OKS
- Full name: Odense Kammeraternes Sportsklub (Odense Comrades Sports Club)
- Short name: OKS
- Founded: 30 January 1930; 95 years ago
- Ground: OKSon Park
- Chairman: Klavs Bo Nygaard Larsen
- Head coach: Mads Lynge Hansen
- League: Denmark Series
- 2024–25: Denmark Series Group 3, 4th of 10 Promotion group West, 10th of 10
- Website: http://www.oks.dk/
| Home colours |

= Odense Kammeraternes Sportsklub =

Association football club in Denmark

Odense Kammeraternes Sportsklub, commonly known as OKS, is a Danish association football club. Founded 1930 in Odense, Funen, the club's home ground is OKSon Park. The first team competes in the fifth-tier Denmark Series and is part of the local DBU Funen governing body.

==History==
On 30 January 1930, Gasværkets Sportsklub, Elværkets Sportsklub and Telefonvæsenets Sportsklub merged and formed Odense Kommunale Sportsklub (Odense Communal Sports Club), shortened to OKS. The club became a part of Dansk Arbejder Idrætsforbund (Danish Worker's Sports Association), which nowadays is part of the National Olympic Committee and Sports Confederation of Denmark (DIF).

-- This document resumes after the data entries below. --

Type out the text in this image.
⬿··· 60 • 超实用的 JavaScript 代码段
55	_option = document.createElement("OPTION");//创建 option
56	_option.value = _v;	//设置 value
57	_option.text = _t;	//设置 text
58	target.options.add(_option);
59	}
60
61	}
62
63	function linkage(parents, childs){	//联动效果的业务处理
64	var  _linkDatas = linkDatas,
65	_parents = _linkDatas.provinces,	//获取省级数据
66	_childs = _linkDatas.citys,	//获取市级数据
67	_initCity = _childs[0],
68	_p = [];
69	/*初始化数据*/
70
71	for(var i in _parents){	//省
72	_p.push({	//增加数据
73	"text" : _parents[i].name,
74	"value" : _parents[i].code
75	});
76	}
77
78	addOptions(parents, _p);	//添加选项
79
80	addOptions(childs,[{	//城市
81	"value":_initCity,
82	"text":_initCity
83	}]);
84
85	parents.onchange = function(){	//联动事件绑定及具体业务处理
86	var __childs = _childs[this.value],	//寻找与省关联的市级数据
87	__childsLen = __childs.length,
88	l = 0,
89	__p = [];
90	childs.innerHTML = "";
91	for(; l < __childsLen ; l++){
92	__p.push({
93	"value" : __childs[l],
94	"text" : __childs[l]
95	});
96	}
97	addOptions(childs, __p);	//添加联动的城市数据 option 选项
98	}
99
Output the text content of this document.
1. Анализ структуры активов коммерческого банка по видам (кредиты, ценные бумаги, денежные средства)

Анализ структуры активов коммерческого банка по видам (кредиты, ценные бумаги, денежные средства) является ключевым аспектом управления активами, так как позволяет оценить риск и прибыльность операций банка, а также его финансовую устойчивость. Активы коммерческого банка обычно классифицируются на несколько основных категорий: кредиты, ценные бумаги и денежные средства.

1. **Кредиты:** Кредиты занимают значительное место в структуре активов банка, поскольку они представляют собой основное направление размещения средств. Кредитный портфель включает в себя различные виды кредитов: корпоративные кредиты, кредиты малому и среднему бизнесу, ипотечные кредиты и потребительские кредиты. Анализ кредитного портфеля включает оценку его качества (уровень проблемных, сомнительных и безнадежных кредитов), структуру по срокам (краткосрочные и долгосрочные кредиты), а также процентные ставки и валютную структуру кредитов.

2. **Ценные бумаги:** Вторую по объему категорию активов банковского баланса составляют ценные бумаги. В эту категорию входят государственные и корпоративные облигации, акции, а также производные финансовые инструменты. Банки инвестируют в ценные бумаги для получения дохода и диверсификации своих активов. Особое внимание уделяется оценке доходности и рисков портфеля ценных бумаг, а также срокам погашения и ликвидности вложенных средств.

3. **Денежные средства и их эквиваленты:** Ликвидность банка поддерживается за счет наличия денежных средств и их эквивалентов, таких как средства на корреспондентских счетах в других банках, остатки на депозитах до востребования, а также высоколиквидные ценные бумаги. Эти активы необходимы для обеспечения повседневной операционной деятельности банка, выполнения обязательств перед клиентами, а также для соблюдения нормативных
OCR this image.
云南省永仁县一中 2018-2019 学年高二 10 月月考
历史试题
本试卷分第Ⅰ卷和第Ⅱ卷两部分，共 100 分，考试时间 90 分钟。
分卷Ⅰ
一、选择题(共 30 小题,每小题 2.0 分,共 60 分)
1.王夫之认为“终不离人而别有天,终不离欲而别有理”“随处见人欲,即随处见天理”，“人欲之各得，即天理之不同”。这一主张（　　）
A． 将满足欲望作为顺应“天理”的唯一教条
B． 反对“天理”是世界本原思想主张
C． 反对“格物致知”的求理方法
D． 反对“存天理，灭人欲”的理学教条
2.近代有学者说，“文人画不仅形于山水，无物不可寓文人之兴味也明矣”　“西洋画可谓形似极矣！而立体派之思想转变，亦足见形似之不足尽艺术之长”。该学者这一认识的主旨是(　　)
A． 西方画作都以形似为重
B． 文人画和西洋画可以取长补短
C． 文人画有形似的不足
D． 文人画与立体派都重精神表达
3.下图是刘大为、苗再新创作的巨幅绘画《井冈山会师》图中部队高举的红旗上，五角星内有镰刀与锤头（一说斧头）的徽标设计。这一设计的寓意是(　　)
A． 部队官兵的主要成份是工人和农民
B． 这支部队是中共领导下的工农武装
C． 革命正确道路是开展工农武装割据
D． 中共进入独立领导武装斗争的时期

In 1945, the full name of the club was changed to Odense Kammeraternes Sportsklub, which meant that the shortened name of OKS was preserved. Today, OKS is home to a large number of senior men's and women's teams as well as a youth academy, and the club has over 600 paying members.

===Successes in the 1980s===
The home ground, OKSon Park, was home to high level football in the 1980s, and also experienced its record attendance during this time period. This was achieved in a match against B1909, where 2,800 spectators were present. In 1979, OKS reached promotion to the 3rd Division for the first time in club history and even managed successive promotions; suddenly competing in the second-tier 2nd Division on the threshold of the Danish Football Championship. During this period the club was managed by Roald Poulsen, who most prominently would win the league with Odense Boldklub in 1989. OKS managed to stay at the second level for several years, with players such as former international Vilhelm Munk Nielsen, and with capital injection secured by local sponsor Bendix Capital.

In 1990, OKS relegated to the third highest level. After that, the club was caught up in financial trouble and began a slide down the divisions. This was partly caused by star player Allan Hansen, who had formerly played for Bundesliga club Hamburger SV. A financial guarantee in his contract was not met, which left the club in uncertainty after its main sponsors had also withdrawn their financial support. However, they managed to establish an agreement with their creditors which kept the club afloat financially.

===Recent years===
Since its heyday in the 1980s, OKS has spent most of its existence in the Denmark Series and Funen Series – the fourth and fifth tiers of Danish football. In August 2016, Roald Poulsen returned to OKS in the role of managing assistant. The first team reached promotion to the Denmark Series on 17 June 2019 after a 4–1 win over Marstal/Rise in front of 325 spectators.